Shadow took the scarf from Lyss and knotted it around her neck. “It’s you, Captain Gray. Deal with it. And when we get to town, you’re buying.”
“You’re the one getting married,” Lyss said. “You’re buying.”
“I’m buying on my wedding day,” Shadow said. “You’ll have to wait until then.”
And then they were all laughing, and embracing, and making the kinds of threats and promises that comrades make when one battle is over and the next not yet begun.
They’d just reached their horses when they heard a pounding of hooves and saw the silhouette of a rider against the night sky. He reined in next to them, saluted General Dunedain, and handed her a dispatch tube. “We had a bird from Fortress Rocks, ma’am,” he said. His expression said it was bad news.
Fortress Rocks! Lyss glanced at Shadow. His betrothed, Aspen, lived at Fortress Rocks.
Dunedain weighed the tube, unopened, in her hand. “And?”
“While we were occupied in the pass, Karn took the rest of his brigade north.” The soldier swallowed hard. “It’s bad, ma’am. The town’s destroyed. They burned everything that was burnable, stole everything that was stealable, and blew up the keep. They slaughtered everyone.”
Lyss’s heart sank. Fortress Rocks was a beloved symbol of northern resistance. It had never fallen to a foreign invader—not even during the Wizard Wars. Until now.
Shadow had gone dark and still, in the way only an uplander can. “Civilians? They killed civilians?”
The soldier nodded. “It was nearly all civilians,” he said. “Since it’s far from the border
, there’s only a handful of soldiers stationed there, as a rule. I guess they figured it was an easy mark.”
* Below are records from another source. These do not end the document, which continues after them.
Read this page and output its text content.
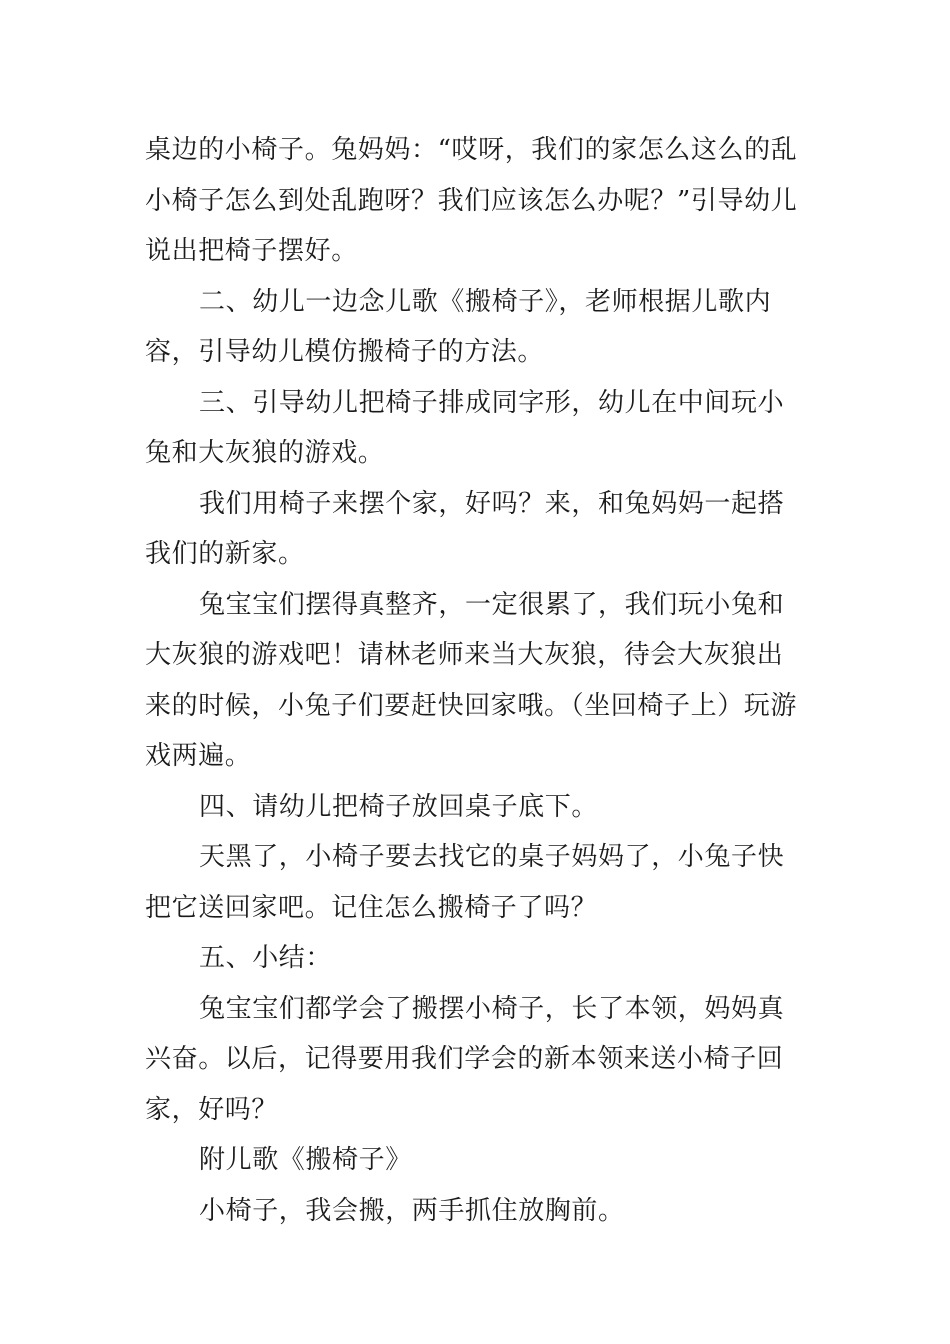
桌边的小椅子。兔妈妈：“哎呀，我们的家怎么这么的乱小椅子怎么到处乱跑呀？我们应该怎么办呢？”引导幼儿说出把椅子摆好。

二、幼儿一边念儿歌《搬椅子》，老师根据儿歌内容，引导幼儿模仿搬椅子的方法。

三、引导幼儿把椅子排成同字形，幼儿在中间玩小兔和大灰狼的游戏。

我们用椅子来摆个家，好吗？来，和兔妈妈一起搭我们的新家。

兔宝宝们摆得真整齐，一定很累了，我们玩小兔和大灰狼的游戏吧！请林老师来当大灰狼，待会大灰狼出来的时候，小兔子们要赶快回家哦。（坐回椅子上）玩游戏两遍。

四、请幼儿把椅子放回桌子底下。

天黑了，小椅子要去找它的桌子妈妈了，小兔子快把它送回家吧。记住怎么搬椅子了吗？

五、小结：

兔宝宝们都学会了搬摆小椅子，长了本领，妈妈真兴奋。以后，记得要用我们学会的新本领来送小椅子回家，好吗？

附儿歌《搬椅子》

小椅子，我会搬，两手抓住放胸前。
“What about survivors?” Shadow persisted.
The soldier shook his head. “I don’t know.”
Dunedain pulled the paper from the tube, scanned the message, and swore.
“May I see it?” Shadow stuck out his hand.
Dunedain didn’t want to hand it over, Lyss could tell, but she did. Shadow read it, twice, then handed it back. He looked like he’d been gutted, yet was somehow still on his feet. Lyss took a step toward him and put her hand on his arm, but he shook her off.
“This brigade of Karn’s,” he said to the messenger, his voice icy and flat. “Do we know where they are now?”
“We thought they might go straight on to Chalk Cliffs, but it appears they’ve turned back south, hotfooting it back to Spiritgate. By now they’ve likely met up with what’s left of them that we fought. There’s no way we’ll catch them now.”
“If they are in the Seven Realms, I’ll find them,” Shadow said.
Lyss knew, in her bones, that Aspen was dead. That was bad enough. But somehow she had to prevent her friend from throwing his life away, too.
She gripped his shoulder. “Shadow, please. Let’s ride to Fortress Rocks,” she said. “There . . . there may be people there who need our help. That’s what’s important now.”
He just stood there and looked at her, his face as expressionless as any granite face of Hanalea Peak, his eyes black and opaque as twin caves.
“Please, Shadow. The bastards will still be there when we go hunting them.”
That had the force of truth. Evil always seems to flourish, while the good die young.
After a long pause, Shadow nodded. “All right,” he said. “Let’s go.”
7
BACK IN THE CAULDRON
Lyss and her party began the long descent from the eastern mountains, following the valley of the Dyrnnewater down into the Vale. It had been nearly three months since Queen Court and Fortress Rocks—events Lyss needed to remember, and learn from.